Governor of Ebonyi State
- In office 29 May 1999 – 29 May 2007
- Preceded by: Simeon Oduoye
- Succeeded by: Martin Elechi

Minister of Education
- In office 17 December 2008 – 17 March 2010
- Preceded by: Igwe Aja-Nwachukwu
- Succeeded by: Ruqayyah Ahmed Rufa'i

Personal details
- Born: 20 June 1954 (age 72)
- Party: People's Democratic Party (PDP)

= Sam Egwu =

Nigerian politician

Sam Ominyi Egwu CON (born 20 June 1954) is a Nigerian politician and member of People's Democratic Party (PDP) in Nigeria. He was elected Governor of Ebonyi State in the 1999 Ebonyi State gubernatorial election from 29 May 1999 to 29 May 2007. Dr Egwu is noted as pillar of educational development in Ebonyi state and Nigeria. He attended the University of Nigeria, Nsukka where he obtained a bachelor's degree in Agriculture in 1981. He later received a master's degrees in Agricultural from the University of Nigeria, Nsukka in 1987 and Doctorate in Agronomy from Enugu State University of Technology in 1996. He was a senior lecturer at Enugu State University of Technology and served as commissioner for education in Ebonyi state contributed to the successes recorded in education sector during his tenure as governor.
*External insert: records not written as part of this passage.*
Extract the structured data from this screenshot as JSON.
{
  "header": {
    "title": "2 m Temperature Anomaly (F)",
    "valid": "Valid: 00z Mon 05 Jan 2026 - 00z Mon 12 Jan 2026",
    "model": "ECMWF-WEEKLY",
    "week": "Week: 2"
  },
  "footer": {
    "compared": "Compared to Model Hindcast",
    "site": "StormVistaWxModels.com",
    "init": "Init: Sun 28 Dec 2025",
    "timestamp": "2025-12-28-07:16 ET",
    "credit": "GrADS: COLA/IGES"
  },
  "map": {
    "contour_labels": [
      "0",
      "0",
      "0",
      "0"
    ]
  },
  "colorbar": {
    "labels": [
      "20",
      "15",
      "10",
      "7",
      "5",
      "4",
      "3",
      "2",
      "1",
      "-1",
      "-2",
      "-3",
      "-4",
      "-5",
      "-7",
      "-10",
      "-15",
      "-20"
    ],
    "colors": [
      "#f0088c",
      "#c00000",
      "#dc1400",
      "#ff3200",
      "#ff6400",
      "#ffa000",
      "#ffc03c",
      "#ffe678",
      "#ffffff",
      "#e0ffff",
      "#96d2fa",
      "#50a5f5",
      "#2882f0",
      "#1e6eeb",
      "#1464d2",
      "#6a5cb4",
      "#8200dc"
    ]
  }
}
In 2008, President Umaru Yar'Adua appointed him Minister of Education, position he held till April 2010 when he was replaced by Professor Ruqayyah Ahmed Rufa'i.
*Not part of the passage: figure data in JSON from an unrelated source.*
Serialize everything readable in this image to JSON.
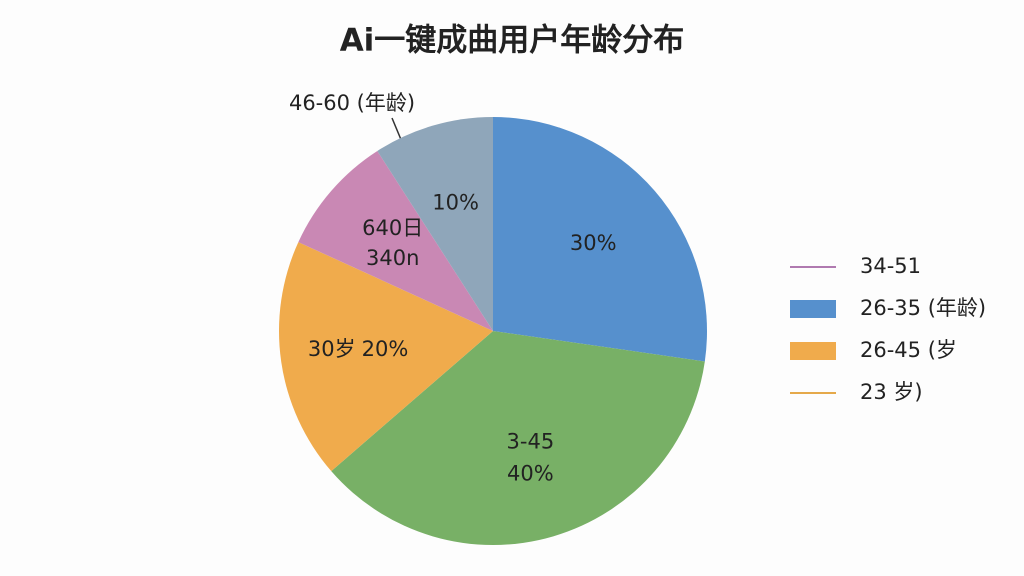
{
  "chart_data": {
    "type": "pie",
    "title": "Ai一键成曲用户年龄分布",
    "categories": [
      null,
      "3-45",
      "30岁",
      [
        "640日",
        "340n"
      ],
      null
    ],
    "values": [
      30,
      40,
      20,
      10,
      10
    ],
    "value_labels": [
      "30%",
      "40%",
      "20%",
      null,
      "10%"
    ],
    "colors": [
      "#5690cd",
      "#78b066",
      "#f0ab4c",
      "#c988b4",
      "#8fa6ba"
    ],
    "outer_label": "46-60 (年龄)",
    "legend": [
      {
        "label": "34-51",
        "color": "#b07ab0",
        "marker": "line"
      },
      {
        "label": "26-35 (年龄)",
        "color": "#5690cd",
        "marker": "box"
      },
      {
        "label": "26-45 (岁",
        "color": "#f0ab4c",
        "marker": "box"
      },
      {
        "label": "23 岁)",
        "color": "#e5a94a",
        "marker": "line"
      }
    ]
  }
}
Egwu was former President Olusegun Obasanjo's choice to become National Chairman of the PDP at its 2008 National Convention. However, at the convention on 8 March 2008, he withdrew in favour of the compromise candidate Prince Vincent Ogbulafor, who was chosen as an alternative to Egwu and his main rival for the position, Anyim Pius Anyim.
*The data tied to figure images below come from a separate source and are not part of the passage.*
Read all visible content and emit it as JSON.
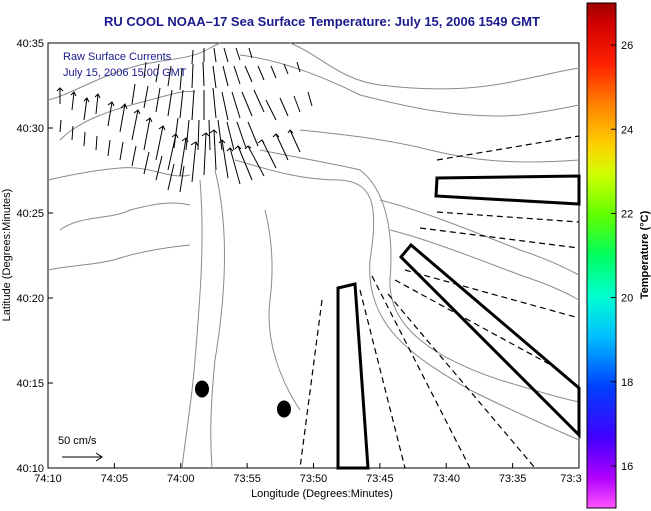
{
  "chart_data": {
    "type": "map",
    "title": "RU COOL  NOAA–17  Sea Surface Temperature:  July 15, 2006 1549 GMT",
    "xlabel": "Longitude (Degrees:Minutes)",
    "ylabel": "Latitude (Degrees:Minutes)",
    "x_ticks": [
      "74:10",
      "74:05",
      "74:00",
      "73:55",
      "73:50",
      "73:45",
      "73:40",
      "73:35",
      "73:3"
    ],
    "y_ticks": [
      "40:35",
      "40:30",
      "40:25",
      "40:20",
      "40:15",
      "40:10"
    ],
    "colorbar": {
      "label": "Temperature (°C)",
      "ticks": [
        "26",
        "24",
        "22",
        "20",
        "18",
        "16"
      ],
      "range": [
        15,
        27
      ]
    },
    "annotations": {
      "line1": "Raw Surface Currents",
      "line2": "July 15, 2006 15:00 GMT",
      "scale_label": "50 cm/s"
    },
    "markers": [
      {
        "lon_min": -59.75,
        "lat_min": 14.7
      },
      {
        "lon_min": -57.2,
        "lat_min": 13.5
      }
    ]
  },
  "colors": {
    "title": "#1a1a8c",
    "contour": "#888888",
    "vectors": "#000000"
  }
}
His stay as education minister was characterized by ASUU (Academic Staff Union of Universities) and other university union strikes. This led to people demanding his sacking.

In 2015, he successfully contested the senatorial seat for Ebonyi North Senatorial Zone on the platform of People's Democratic Party. Currently, he is the Senate committee chairman on industry. He is from Ohaukwu LGA of the state.

== Awards and honours ==
- Commander of the Order of the Niger (CON).
- D.Sc. (Honoriscausa) by University of Nigeria, Nsukka, 2006.
- D.Sc. (Honoriscausa) by Ebonyi State University, Abakaliki, 2008.